24 After Fall Comes Winter

Shouldn't I have realized it? This was of course a futile question. But it preoccupied me all the way to Gättingen. I remembered the conversation in prison, when Peschkalek had spoken of Leo and me: the old man and the young girl. I hadn't ever told him anything about her. Had he got that from Lemke? It also struck me now that he had turned up at Brigitte's place, even though I'd never mentioned her. Had he been spying on me? Had our first meeting on the autobahn not been a coincidence, but set up by him? Had he been spying on me at that very moment?

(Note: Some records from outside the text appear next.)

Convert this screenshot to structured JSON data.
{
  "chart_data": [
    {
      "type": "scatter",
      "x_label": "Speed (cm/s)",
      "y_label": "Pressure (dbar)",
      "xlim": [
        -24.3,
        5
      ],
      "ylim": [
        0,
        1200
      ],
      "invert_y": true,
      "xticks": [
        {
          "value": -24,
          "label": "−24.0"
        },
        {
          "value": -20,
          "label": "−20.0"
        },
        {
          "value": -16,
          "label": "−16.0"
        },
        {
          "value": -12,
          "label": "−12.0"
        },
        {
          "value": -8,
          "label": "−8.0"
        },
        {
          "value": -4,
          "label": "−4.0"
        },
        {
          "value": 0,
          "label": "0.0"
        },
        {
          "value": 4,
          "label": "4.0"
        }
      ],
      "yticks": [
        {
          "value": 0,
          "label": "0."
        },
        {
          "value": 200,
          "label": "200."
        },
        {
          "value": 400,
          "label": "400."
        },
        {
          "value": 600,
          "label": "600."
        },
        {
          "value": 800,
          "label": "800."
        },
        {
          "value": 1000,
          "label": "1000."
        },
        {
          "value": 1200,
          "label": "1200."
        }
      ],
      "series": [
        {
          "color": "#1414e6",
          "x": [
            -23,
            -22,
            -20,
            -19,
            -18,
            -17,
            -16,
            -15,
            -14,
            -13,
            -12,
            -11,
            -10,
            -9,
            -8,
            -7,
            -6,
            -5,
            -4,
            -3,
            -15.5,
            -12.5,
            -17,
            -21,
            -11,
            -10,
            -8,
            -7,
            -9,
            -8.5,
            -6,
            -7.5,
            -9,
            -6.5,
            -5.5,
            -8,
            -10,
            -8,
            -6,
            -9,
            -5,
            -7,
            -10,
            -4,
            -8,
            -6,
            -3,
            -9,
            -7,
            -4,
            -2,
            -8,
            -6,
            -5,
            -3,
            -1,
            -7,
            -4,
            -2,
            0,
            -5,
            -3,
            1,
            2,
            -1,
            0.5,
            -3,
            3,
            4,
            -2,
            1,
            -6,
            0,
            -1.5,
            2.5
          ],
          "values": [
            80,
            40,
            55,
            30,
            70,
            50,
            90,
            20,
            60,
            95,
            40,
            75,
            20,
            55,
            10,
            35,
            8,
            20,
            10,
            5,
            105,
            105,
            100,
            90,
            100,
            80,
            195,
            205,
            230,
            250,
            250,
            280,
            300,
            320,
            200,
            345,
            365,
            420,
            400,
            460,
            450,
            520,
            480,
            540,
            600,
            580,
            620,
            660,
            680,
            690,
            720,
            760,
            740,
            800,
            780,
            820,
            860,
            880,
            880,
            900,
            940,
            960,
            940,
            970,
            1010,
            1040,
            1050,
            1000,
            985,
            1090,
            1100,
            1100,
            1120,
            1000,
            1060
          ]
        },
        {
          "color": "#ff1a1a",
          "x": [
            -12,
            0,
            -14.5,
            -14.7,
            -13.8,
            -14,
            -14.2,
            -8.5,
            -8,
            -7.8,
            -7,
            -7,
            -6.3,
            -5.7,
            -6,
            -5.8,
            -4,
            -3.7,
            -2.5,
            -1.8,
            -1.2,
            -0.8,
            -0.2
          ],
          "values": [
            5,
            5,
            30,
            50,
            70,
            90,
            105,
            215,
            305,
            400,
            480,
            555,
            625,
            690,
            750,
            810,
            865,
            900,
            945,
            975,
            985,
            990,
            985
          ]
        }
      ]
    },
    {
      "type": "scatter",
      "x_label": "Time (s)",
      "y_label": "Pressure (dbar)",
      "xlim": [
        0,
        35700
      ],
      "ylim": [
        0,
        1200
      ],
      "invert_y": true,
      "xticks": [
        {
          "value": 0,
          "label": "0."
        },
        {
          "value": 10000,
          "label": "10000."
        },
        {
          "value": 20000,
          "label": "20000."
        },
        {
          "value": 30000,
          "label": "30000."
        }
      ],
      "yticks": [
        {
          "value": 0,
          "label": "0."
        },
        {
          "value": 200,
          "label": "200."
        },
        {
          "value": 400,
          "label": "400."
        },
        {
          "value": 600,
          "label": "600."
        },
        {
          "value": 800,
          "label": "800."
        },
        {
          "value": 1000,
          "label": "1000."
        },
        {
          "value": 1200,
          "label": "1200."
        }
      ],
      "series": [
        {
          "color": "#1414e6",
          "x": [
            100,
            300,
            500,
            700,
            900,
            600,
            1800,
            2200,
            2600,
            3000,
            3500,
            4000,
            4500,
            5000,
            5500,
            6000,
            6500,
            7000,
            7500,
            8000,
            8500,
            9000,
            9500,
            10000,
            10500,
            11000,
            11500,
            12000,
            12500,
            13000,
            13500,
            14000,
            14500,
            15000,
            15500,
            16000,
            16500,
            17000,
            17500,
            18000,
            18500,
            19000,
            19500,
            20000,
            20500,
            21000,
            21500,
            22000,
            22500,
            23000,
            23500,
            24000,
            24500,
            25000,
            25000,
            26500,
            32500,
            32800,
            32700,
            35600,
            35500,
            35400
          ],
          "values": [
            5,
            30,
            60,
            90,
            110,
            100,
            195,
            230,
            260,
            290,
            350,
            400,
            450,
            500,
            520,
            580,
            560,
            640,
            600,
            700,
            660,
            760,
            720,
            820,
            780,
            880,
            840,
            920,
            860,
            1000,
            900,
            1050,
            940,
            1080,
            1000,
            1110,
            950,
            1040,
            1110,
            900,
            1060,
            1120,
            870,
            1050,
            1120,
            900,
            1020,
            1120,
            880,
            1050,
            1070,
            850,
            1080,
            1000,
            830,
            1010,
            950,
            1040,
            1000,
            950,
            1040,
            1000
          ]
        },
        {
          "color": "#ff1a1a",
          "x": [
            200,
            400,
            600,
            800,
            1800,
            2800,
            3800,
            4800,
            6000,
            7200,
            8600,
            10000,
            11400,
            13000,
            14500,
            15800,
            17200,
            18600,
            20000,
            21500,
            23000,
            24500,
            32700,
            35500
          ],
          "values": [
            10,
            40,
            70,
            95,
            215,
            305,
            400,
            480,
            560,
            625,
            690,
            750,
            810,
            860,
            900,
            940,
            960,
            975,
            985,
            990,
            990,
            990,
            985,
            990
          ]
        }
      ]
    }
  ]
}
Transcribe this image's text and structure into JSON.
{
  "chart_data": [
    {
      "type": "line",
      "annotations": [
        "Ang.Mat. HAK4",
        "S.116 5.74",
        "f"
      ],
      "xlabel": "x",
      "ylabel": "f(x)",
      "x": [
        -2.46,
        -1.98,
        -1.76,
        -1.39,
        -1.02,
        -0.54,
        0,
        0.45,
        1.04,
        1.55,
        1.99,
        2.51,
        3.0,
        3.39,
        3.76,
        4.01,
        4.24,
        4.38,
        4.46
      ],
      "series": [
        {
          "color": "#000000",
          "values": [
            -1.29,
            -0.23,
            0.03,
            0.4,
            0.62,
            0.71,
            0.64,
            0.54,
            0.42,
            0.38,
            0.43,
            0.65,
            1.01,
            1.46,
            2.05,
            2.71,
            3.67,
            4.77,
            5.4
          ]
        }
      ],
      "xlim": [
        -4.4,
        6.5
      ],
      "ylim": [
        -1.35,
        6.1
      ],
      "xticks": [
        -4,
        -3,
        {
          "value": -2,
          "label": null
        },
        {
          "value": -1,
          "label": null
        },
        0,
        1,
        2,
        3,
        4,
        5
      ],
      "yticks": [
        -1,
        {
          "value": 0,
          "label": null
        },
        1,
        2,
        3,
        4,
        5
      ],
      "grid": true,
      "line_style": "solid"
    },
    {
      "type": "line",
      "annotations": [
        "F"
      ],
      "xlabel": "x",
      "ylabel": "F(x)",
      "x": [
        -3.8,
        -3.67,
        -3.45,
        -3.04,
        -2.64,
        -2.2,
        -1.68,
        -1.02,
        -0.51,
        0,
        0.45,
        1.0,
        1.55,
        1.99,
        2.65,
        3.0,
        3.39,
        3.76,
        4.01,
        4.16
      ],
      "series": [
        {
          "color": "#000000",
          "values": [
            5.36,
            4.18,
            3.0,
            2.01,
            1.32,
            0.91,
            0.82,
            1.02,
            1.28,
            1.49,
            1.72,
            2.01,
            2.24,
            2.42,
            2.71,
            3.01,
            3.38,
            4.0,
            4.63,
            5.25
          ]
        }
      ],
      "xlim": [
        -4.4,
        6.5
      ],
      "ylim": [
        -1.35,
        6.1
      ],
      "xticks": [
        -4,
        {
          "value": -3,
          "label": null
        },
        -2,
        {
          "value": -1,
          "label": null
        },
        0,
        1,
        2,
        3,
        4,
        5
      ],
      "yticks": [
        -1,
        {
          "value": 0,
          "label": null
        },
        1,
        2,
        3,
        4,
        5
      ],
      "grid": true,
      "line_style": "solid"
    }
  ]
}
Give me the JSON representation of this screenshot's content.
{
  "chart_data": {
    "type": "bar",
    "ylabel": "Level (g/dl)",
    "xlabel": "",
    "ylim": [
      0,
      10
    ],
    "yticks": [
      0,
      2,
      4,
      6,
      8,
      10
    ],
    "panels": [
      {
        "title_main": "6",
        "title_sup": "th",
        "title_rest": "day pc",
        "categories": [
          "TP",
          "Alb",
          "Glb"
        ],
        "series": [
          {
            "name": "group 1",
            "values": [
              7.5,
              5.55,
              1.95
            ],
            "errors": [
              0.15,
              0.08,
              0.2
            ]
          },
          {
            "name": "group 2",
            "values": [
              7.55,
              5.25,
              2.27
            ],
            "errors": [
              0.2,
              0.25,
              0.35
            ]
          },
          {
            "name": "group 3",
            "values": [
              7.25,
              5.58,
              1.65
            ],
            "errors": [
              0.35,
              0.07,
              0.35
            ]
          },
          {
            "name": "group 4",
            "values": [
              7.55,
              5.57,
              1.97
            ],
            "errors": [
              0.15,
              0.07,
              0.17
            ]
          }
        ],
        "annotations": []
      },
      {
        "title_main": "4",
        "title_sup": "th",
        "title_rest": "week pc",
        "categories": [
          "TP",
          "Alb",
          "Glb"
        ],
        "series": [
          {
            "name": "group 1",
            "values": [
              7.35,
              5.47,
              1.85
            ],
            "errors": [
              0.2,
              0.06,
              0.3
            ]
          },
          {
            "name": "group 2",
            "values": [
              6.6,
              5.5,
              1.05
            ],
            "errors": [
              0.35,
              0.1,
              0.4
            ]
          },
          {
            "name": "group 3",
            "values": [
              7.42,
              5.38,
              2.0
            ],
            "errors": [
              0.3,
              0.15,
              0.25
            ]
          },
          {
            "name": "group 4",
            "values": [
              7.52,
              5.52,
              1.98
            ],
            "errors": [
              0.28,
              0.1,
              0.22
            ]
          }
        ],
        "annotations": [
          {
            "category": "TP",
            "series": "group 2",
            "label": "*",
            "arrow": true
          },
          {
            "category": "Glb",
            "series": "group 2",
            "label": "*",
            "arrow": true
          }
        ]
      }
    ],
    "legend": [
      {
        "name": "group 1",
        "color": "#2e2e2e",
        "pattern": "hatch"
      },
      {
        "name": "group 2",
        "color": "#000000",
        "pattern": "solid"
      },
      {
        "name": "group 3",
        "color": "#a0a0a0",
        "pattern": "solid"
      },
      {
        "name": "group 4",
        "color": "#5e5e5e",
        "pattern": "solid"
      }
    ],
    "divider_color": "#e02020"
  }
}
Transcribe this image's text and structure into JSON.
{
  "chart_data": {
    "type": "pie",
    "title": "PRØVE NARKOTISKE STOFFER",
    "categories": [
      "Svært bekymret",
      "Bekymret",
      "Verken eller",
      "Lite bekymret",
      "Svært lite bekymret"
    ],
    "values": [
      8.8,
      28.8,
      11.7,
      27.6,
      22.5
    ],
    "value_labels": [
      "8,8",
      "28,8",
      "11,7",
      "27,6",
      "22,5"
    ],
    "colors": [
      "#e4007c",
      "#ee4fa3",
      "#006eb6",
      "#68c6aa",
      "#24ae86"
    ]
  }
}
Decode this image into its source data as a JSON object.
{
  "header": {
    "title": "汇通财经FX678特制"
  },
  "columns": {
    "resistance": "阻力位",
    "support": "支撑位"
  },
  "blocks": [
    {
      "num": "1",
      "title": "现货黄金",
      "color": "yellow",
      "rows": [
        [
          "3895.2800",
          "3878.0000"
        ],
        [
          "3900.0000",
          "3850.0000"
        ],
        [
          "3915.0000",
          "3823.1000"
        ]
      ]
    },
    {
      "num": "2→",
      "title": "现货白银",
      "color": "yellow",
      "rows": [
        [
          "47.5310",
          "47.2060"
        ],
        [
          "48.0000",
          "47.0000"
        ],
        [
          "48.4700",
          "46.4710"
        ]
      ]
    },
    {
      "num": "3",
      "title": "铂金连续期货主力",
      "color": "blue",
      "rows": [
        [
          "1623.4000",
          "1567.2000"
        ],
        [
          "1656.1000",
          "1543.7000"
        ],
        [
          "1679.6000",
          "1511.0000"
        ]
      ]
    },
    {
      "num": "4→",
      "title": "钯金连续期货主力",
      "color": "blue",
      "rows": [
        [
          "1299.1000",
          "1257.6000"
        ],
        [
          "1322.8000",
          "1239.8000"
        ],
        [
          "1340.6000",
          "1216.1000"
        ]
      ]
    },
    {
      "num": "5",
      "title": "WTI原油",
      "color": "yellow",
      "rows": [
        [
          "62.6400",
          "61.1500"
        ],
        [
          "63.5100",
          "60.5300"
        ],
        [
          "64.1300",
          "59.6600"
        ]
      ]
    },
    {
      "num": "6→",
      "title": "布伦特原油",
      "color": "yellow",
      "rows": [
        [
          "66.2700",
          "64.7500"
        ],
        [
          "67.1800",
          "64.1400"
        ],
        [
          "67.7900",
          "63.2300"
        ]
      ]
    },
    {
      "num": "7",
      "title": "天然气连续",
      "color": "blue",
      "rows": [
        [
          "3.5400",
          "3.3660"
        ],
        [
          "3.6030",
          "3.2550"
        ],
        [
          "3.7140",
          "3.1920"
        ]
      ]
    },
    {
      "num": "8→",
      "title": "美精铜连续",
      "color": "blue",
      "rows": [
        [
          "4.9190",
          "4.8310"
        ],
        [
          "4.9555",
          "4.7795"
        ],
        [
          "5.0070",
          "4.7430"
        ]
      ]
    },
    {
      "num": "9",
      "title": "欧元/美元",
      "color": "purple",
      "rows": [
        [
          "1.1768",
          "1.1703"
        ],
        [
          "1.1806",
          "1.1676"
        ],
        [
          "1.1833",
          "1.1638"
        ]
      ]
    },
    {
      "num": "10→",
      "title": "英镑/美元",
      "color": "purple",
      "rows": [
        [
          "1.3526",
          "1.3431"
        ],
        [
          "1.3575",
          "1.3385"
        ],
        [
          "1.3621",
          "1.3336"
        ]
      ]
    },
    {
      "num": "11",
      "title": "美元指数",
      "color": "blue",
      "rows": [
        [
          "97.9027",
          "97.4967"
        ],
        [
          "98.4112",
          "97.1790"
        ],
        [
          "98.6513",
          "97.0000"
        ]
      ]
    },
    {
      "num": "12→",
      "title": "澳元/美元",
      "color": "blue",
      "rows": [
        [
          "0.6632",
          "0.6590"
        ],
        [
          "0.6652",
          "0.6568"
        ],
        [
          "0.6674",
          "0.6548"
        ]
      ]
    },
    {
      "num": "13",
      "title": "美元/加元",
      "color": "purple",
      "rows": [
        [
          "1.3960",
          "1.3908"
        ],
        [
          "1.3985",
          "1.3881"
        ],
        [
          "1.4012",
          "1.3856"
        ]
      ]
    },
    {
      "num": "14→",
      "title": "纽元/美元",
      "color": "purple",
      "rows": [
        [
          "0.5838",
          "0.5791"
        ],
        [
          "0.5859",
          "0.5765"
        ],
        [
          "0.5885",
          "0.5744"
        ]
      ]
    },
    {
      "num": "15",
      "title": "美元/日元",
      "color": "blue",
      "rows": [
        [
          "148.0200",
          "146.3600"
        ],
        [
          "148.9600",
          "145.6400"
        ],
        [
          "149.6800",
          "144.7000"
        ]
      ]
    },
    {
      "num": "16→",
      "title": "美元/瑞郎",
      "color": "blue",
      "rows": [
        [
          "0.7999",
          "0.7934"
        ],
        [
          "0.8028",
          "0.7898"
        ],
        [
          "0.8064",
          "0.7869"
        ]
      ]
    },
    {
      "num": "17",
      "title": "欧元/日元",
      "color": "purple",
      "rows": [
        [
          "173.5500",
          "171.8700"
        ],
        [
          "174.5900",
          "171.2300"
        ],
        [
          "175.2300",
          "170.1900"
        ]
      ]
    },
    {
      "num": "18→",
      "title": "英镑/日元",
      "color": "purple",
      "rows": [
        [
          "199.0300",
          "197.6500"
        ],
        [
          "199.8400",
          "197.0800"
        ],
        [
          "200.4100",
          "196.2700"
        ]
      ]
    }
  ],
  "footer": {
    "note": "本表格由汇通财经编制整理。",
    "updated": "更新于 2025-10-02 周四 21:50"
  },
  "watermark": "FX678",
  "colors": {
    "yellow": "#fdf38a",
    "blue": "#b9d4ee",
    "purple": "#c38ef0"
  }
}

Everything became even more confused. That Peschkalek might have heard about me and Leo from Lemke, but had come to me wanting to dig up the facts about the attack Lemke had launched, didn't pan out. Had he heard about Leo and me and the case I was investigating from the police, and not from Lemke? Let's say he'd read the article in the Viernheimer Tage-blatt, his curiosity was aroused, he started investigating, found out from a police source that I, too, was investigating, and fastened onto me… And then, as coincidence would have it, his old comrade Lemke turned out to be behind everything? There was a little too much coincidence in all of this for my liking.